Fascism and the flight from freedom

Freedom is a terrific burden.

The most terrifying thing about being ‘condemned to be free,’ as Sartre put it, is that no one can tell us how to live or what’s right.

And so, we often find ourselves fleeing freedom—lookin for refuge in folk wisdom, codes of conduct, bureaucratic procedures, or the wisdom of our mothers, religious leaders, and favourite podcasters; looking for refuge in anything that might promise a smidgen of moral certainty.

Although we won’t admit it—Trump’s supporters claim to be fighting not only for “law & order” but for freedom too—being ruled appeals to us because it offers some escape from the discomfort that comes with the ambiguities of living.

The ways we let ourselves be ruled are often subtle, and they have to be to avoid too much dissonance with our outward commitment to freedom as a bland universal value. By refusing even to imagine the possibility of things like flaunting convention, failing to perform our duty, or disregarding expert advice, we subscribe to regimes that bound us and shield us from liberty’s howling expanse.
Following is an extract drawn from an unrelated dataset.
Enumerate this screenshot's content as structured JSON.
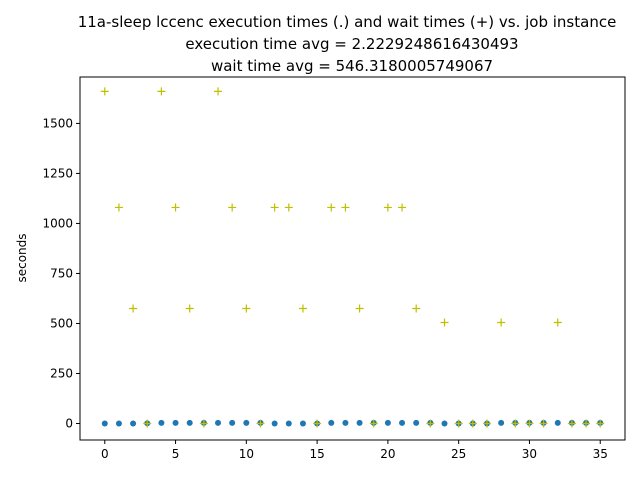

A social order, whether imposed by ‘common sense’ or morality, a cult leader or religion, a fascist dictator or long-standing regime, lets us know our place. It appeals to us precisely because it limits our options, and with them, the very real terror of going badly wrong.

This tendency was described in 1933 and 1941 by the psychologists Wilhelm Reich and Erich Fromm in their books The Mass Psychology of Fascism and Escape from Freedom, respectively. 
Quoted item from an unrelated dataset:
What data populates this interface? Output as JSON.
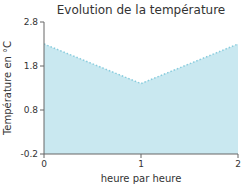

It’s what Donald Trump is promising — what he’s always promised. Here’s an excerpt from a recent, blood-curdling speech:

“I will make you safe at the border, on the sidewalks of your now violent cities, in the suburbs where you are under migrant criminal siege, and with our military protecting you from foreign enemies…”

“You will no longer be abandoned, lonely, or scared. You will no longer be in danger—you’re not gonna be in danger any longer. You will no longer have anxiety from all of the problems our country has today. You will be protected, and I will be your protector. Women will be happy, healthy, confident, and free.”

The speech purports to be about protection from violence, but that’s not what it’s really about—the threat of violence from migrants and foreign enemies is imaginary and just an alibi for what’s really promised—the ordering of women’s lives by, yes, protecting them (from imaginary threats), but more significantly by circumscribing them into a narrow role that offers freedom from anxiety, loneliness and abandonment in return for the loss of reproductive freedoms, for a start.